We saw that the Combiner interface is a useful tool to implementing parallel data structures in a unified way. But how should we implement efficient combiners for the most commonly used collections?

A combiner for sequences would implement the concatenation operation, while a combiner for sets/maps would implement union. However, arrays can’t be concatenated efficiently and most sets/maps take linear time for union.

Two-Phase Construction

To overcome these problems, most combiners use intermediate data structures. In other words, such combiners work in two phases. Firstly, they efficiently aggregate/combine elements (i.e. using += and combine) into the intermediate data structure.
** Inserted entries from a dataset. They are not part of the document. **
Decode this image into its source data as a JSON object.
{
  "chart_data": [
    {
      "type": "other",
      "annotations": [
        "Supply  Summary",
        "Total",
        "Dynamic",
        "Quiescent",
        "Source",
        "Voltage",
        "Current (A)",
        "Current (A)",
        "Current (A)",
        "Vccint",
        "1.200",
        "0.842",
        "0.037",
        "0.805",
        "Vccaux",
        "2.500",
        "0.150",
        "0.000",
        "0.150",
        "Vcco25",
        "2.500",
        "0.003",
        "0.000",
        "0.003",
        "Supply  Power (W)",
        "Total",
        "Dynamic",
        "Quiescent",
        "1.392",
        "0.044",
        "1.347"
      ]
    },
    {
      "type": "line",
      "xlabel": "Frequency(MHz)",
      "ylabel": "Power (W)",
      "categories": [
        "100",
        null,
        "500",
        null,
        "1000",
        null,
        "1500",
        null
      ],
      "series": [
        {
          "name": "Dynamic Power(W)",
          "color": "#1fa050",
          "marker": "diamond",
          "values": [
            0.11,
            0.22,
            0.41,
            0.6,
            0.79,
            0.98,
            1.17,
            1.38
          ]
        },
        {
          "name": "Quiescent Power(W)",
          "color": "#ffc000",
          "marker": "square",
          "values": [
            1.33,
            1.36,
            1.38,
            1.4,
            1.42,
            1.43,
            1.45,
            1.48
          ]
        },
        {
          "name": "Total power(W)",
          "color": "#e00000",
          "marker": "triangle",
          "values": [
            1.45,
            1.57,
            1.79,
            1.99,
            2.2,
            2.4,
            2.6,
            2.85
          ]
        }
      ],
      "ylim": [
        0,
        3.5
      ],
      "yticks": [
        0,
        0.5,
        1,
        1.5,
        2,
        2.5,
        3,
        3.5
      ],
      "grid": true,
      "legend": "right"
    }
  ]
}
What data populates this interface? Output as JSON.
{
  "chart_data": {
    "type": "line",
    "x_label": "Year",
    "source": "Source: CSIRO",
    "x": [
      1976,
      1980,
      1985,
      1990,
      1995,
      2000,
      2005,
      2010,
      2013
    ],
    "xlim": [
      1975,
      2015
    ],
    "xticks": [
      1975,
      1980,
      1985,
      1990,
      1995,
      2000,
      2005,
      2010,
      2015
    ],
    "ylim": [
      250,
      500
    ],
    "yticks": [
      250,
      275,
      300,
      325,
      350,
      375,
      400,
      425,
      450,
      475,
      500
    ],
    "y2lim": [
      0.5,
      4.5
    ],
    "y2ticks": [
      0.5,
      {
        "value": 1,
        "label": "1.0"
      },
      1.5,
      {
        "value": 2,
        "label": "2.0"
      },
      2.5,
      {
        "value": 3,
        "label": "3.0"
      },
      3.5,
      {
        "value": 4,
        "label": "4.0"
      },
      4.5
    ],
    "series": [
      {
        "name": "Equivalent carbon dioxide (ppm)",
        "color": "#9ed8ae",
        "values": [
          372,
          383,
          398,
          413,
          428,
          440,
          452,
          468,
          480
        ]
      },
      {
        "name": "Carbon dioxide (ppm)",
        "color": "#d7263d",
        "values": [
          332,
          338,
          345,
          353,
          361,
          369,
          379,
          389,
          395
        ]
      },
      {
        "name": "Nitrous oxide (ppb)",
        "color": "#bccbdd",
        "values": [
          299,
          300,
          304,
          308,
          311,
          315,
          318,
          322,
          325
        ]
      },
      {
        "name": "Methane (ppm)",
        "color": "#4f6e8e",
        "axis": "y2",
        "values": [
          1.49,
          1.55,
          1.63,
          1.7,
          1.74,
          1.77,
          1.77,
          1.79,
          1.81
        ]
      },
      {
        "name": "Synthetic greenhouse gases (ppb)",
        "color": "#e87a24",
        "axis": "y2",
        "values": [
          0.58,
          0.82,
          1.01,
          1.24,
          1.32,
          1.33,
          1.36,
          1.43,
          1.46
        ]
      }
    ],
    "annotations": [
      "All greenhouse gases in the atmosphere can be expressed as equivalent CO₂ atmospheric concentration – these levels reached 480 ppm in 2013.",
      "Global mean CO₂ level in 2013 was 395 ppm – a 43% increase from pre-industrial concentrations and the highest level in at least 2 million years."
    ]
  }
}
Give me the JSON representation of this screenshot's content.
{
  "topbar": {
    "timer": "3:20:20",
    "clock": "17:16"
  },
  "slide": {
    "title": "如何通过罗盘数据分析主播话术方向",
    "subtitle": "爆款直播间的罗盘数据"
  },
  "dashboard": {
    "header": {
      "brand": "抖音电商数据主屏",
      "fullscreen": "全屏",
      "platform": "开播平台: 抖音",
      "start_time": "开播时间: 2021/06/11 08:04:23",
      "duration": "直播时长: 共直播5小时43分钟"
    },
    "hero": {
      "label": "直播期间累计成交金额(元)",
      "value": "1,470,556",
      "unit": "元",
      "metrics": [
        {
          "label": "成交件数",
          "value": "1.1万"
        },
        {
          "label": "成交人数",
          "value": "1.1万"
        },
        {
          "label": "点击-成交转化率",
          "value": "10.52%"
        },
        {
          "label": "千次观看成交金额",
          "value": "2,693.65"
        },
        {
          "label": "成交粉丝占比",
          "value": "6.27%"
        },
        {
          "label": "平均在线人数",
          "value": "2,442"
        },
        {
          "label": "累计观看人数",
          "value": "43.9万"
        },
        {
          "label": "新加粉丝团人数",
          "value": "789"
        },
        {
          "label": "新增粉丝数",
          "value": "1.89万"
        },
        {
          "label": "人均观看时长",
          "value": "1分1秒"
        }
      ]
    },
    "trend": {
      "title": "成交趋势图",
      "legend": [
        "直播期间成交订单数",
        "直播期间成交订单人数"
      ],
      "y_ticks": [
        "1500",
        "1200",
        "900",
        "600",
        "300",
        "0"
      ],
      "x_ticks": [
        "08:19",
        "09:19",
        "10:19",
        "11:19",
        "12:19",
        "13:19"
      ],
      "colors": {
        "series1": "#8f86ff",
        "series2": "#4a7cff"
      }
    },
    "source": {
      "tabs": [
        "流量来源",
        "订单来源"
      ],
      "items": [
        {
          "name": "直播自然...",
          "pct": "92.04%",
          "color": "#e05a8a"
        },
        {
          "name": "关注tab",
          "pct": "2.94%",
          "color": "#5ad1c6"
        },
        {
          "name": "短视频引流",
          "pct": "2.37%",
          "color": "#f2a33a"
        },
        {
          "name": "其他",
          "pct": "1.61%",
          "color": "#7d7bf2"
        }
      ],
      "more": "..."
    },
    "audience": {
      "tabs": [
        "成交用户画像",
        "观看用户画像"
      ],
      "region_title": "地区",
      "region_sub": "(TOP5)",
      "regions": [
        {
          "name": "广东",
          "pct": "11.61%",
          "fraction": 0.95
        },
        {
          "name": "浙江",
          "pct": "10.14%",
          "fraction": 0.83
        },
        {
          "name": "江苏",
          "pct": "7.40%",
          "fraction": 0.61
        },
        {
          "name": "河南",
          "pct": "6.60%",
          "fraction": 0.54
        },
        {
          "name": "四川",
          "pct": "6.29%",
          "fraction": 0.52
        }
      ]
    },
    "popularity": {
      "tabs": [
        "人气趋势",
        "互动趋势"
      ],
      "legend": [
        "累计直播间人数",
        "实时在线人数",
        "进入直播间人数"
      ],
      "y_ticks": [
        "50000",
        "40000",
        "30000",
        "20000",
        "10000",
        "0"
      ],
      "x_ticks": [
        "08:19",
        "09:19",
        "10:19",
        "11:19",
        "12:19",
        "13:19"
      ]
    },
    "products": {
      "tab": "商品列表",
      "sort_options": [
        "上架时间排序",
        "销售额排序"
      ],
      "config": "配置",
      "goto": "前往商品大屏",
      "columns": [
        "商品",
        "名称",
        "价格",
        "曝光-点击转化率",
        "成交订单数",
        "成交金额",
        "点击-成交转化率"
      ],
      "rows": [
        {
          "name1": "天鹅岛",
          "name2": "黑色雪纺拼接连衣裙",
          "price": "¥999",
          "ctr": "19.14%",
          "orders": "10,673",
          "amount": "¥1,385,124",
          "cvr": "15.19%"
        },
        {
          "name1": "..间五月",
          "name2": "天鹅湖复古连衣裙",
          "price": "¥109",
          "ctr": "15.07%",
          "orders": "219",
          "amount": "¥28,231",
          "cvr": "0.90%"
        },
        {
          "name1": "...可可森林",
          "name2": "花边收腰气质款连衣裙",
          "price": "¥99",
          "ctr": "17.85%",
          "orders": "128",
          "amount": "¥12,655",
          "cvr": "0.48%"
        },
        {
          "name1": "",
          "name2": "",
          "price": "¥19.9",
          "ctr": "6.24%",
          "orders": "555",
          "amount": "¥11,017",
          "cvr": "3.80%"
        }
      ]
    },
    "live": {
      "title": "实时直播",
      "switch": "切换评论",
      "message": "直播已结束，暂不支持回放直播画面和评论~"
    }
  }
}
Secondly, they efficiently convert from this intermediate representation to target one (i.e. the Repr type parameter).

For example, the combiner for arrays is implemented with an array list (i.e. ArrayBuffer) of array lists of the actual elements - i.e. ArrayBuffer[ArrayBuffer[T]]. When a new element is added (with +=) to the combiner, it appends it to the last list, which has $$O(1)$$ complexity. When two array combiners are concatenated (with combine) their lists of lists are concatenated. This operation is linear with respect to the “outer lists”, but is on average logarithmic with respect to the total number of elements in the two collections. Finally, the underlying array lists can be combined into an array in linear time. This could be further improved by running the concatenation in parallel on multiple processors.

Similarly, we can implement efficient combiners for hash sets and maps. We can partition the hash codes into buckets corresponding to integer ranges. This allows for the element addition and union can be implemented efficiently. Converting back to original collection takes linear time and is parallelisable.

Conc-Trees

We saw that we can implement efficient combiners for arrays, hash sets, and hash maps. But how about trees? If a tree is no balanced then running parallel operations on it can be challenging.

Conc-Trees are binary tree data structures with efficient addition and union operations that maintain its balanced form. It can be used to implement efficient combiners for arrays.